A wing cocked his foot back, intending to strike
A ball in the corner with all his leg's might
A little over ninety minutes into the match,
But there was only a corner flag for his foot to catch,
and at that point did a tie game turn into a sleeper –
Four four minutes a center back squatted down to play groundskeeper,
Wasting minutes of once-wasted time before the game could end.

It was almost as bizarre as my weekend.

An Incomplete List of Thing I Lost to “Rubber Time”

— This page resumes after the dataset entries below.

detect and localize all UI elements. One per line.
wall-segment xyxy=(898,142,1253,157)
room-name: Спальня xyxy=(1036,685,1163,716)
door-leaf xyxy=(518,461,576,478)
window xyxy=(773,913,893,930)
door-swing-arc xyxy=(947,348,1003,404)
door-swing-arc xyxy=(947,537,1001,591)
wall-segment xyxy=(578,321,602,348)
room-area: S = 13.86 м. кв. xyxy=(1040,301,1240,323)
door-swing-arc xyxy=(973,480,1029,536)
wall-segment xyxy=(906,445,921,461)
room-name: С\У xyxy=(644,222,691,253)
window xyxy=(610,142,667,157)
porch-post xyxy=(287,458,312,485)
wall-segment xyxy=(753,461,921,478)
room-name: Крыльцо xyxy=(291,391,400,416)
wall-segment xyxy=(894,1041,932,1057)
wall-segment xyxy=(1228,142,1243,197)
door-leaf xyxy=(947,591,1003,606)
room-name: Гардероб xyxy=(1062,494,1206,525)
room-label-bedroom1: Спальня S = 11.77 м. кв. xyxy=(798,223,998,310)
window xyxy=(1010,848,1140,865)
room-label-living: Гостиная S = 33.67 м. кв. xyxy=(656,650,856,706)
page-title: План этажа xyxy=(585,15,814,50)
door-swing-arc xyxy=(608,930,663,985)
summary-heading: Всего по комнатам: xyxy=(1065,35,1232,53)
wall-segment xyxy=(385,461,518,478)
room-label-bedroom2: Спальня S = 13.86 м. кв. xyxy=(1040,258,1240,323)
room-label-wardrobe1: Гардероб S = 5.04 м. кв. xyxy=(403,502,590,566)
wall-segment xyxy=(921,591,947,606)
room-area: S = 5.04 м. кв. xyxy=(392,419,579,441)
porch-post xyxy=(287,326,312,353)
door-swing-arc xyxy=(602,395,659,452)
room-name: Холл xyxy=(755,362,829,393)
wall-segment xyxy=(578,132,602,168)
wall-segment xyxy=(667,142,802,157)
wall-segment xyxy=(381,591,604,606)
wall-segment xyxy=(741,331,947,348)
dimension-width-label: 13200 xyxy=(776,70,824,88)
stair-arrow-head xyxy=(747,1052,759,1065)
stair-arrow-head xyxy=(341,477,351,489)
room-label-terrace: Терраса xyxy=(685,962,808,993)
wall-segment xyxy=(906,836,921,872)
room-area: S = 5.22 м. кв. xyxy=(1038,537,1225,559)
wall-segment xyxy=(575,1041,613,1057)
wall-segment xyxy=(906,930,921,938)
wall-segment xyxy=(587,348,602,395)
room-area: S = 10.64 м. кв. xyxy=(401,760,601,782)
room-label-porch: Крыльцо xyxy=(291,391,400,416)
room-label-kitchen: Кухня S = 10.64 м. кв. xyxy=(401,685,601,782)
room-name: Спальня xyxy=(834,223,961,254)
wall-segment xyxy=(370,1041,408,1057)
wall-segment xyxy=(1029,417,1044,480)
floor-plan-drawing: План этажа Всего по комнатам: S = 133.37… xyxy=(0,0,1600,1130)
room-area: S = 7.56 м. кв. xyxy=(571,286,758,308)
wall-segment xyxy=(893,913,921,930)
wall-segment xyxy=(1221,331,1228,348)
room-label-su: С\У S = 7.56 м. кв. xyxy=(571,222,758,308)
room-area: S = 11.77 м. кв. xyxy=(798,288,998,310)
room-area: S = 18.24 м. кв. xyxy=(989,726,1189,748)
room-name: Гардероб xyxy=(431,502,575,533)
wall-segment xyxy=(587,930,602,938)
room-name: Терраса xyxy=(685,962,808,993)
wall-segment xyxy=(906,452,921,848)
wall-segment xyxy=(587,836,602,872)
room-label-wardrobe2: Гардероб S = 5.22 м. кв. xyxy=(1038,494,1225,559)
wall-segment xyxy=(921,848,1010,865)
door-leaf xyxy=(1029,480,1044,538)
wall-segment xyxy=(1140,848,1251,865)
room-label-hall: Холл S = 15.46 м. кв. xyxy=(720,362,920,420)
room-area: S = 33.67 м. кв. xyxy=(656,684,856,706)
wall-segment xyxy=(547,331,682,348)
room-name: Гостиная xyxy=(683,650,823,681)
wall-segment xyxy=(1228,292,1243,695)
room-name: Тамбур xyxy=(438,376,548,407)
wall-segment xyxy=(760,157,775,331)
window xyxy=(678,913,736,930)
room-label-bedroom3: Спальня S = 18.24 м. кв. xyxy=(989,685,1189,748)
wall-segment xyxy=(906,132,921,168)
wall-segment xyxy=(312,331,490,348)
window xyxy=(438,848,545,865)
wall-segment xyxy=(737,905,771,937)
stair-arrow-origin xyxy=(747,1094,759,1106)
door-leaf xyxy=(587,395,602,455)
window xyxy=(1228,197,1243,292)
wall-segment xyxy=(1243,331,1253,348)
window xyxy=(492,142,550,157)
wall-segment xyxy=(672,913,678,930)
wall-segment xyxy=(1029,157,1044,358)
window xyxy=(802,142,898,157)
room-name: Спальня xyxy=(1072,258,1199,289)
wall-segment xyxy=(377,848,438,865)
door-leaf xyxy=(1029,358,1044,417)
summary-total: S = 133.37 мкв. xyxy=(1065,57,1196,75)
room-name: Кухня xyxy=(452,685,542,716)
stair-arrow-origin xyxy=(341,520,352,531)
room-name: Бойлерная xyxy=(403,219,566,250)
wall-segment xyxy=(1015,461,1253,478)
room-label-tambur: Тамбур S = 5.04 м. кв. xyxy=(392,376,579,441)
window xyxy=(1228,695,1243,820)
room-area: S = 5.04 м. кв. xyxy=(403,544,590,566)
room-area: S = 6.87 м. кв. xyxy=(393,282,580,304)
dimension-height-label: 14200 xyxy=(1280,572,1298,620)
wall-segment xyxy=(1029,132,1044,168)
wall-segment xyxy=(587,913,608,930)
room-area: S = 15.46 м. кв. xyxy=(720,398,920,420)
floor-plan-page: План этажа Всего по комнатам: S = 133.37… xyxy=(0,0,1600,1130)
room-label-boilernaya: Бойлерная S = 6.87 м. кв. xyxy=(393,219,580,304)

-A better trip with a better friend (which I probably would have liked)
-A pair of fingernail clippers (They're lost now. They used to be mine.)
-Three of my friends came to visit me, and I wasn't around to find.
-Four weeks of work on my blood pressure (which I think still continues to climb)
-My temper, on five separate occasions (The next might take with it my mind.)
-Six different chances I would have had to call my family
-Seven halfway decent poem ideas
-My “rubber time virginity”
-My entire weekend, basically

Saturday, February 1, 2014

If Wishes...

I wish you would be more straightforward with me,
and stop leaving me in knots.
I wish you weren't always turning away,
Overlooking what I've got.
I wish you would take a year and reconsider,
Or maybe do it today.
I wish you go with me, go where I ask,
Or else just go away.
I wish you all the happiness in the world,
As long as it's with me.
I wish you could see what a nice guy I am,
When I'm not this angry.

To an Ingenue, on Every Day the World Doesn't End

You're the whole field of vision in my mind's eye, though I know
That I should be concerned with the broad, with the whole globe,
With the billion souls brittled by society's rot,
But I only see you twisting yourself in attempts to tie the knot,
Never considering that someone might be a branch to your leaves,
and if not, no rope's as beautiful as even half a tree.